I went back to the desk and sat in a chair. It took my last ounce of strength.

“Whiskey,” I said.

He began to move his hands around.

“Whiskey,” I said.

He went to the medicine cabinet and got a flat bottle with a green revenue stamp on it and a glass.

“Two glasses,” I said. “I tried your whiskey once. I damn near hit Catalina Island with it.”

He brought two small glasses and broke the seal and filled the two glasses.

“You first,” I said.

He smiled faintly and raised one of the glasses.

“Your health, sir — what remains of it.” He drank. I drank. I reached for the bottle and stood it near me and waited for the heat to get to my heart. My heart began to pound, but it was back up in my chest again, not hanging on a shoelace.

“I had a nightmare,” I said. “Silly idea. I dreamed I was tied to a cot and shot full of dope and locked in a barred room. I got very weak. I slept. I had no food. I was a sick man. I was knocked on the head and brought into a place where they did that to me. They took a lot of trouble. I’m not that important.”

He said nothing. He watched me. There was a remote speculation in his eyes, as if he wondered how long I would live.

“I woke up and the room was full of smoke,” I said. “It was just a hallucination, irritation of the optic nerve or whatever a guy like you would call it. Instead of pink snakes I had smoke. So I yelled and a toughie in a white coat came and showed me a blackjack. It took me a long time to get ready to take it away from him. I got his keys and my clothes and even took my money out of his pocket. So here I am. All cured. What were you saying?”

“I made no remark,” he said.

“Remarks want you to make them,” I said. “They have their tongues hanging out waiting to be said. This thing here — “ I waved the blackjack lightly, “is a persuader. I had to borrow it from a guy.”

“Please give it to me at once,” he said with a smile you would get to love. It was like the executioner’s smile when he comes to your cell to measure you for the drop. A little friendly, a little paternal, and a little cautious at the same time. You would get to love it if there was any way you could live long enough.

I dropped the blackjack into his palm, his left palm.
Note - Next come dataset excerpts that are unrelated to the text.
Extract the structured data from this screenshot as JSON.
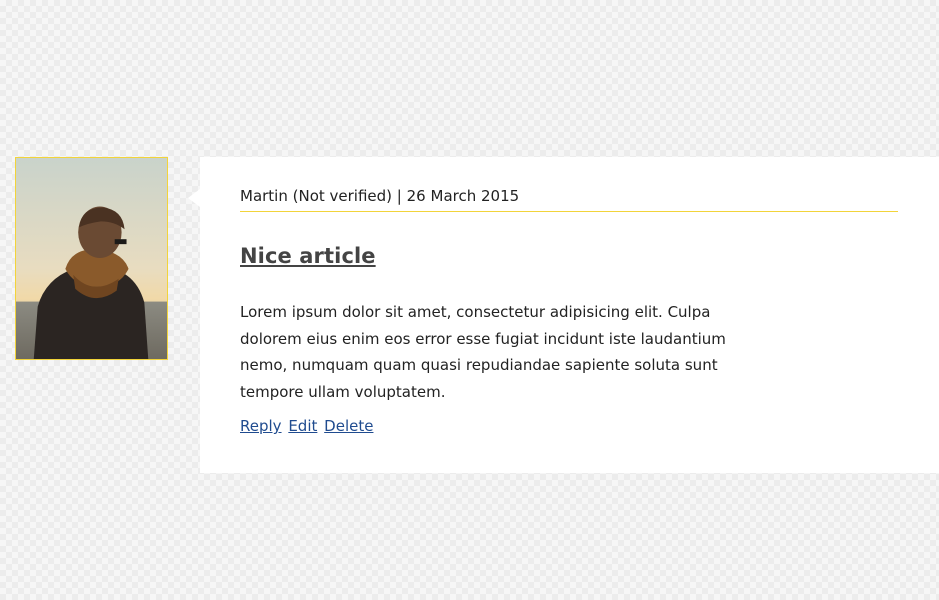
{
  "comment": {
    "author": "Martin (Not verified)",
    "separator": "|",
    "date": "26 March 2015",
    "title": "Nice article",
    "body": "Lorem ipsum dolor sit amet, consectetur adipisicing elit. Culpa dolorem eius enim eos error esse fugiat incidunt iste laudantium nemo, numquam quam quasi repudiandae sapiente soluta sunt tempore ullam voluptatem.",
    "actions": {
      "reply": "Reply",
      "edit": "Edit",
      "delete": "Delete"
    }
  },
  "colors": {
    "accent": "#f2d43a",
    "link": "#1f4b8f",
    "title": "#444444",
    "text": "#222222"
  }
}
“Now the gun, please,” he said softly. “You have been a very sick man, Mr. Marlowe. I think I shall have to insist that you go back to bed.”

I stared at him.

“I am Dr. Sonderborg,” he said, “and I don’t want any nonsense.”

He laid the blackjack down on the desk in front of him. His smile was as stiff as a frozen fish. His long fingers made movements like dying butterflies.

“The gun, please,” he said softly. “I advise strongly — “

“What time is it, warden?”

He looked mildly surprised. I had my wrist watch on now, but it had run down.

“It is almost midnight. Why?”

“What day is it?”

“Why, my dear sir — Sunday evening, of course.”

I steadied myself on the desk and tried to think and held the gun close enough to him so that he might try and grab it.

“That’s over forty-eight hours. No wonder I had fits. Who brought me here?”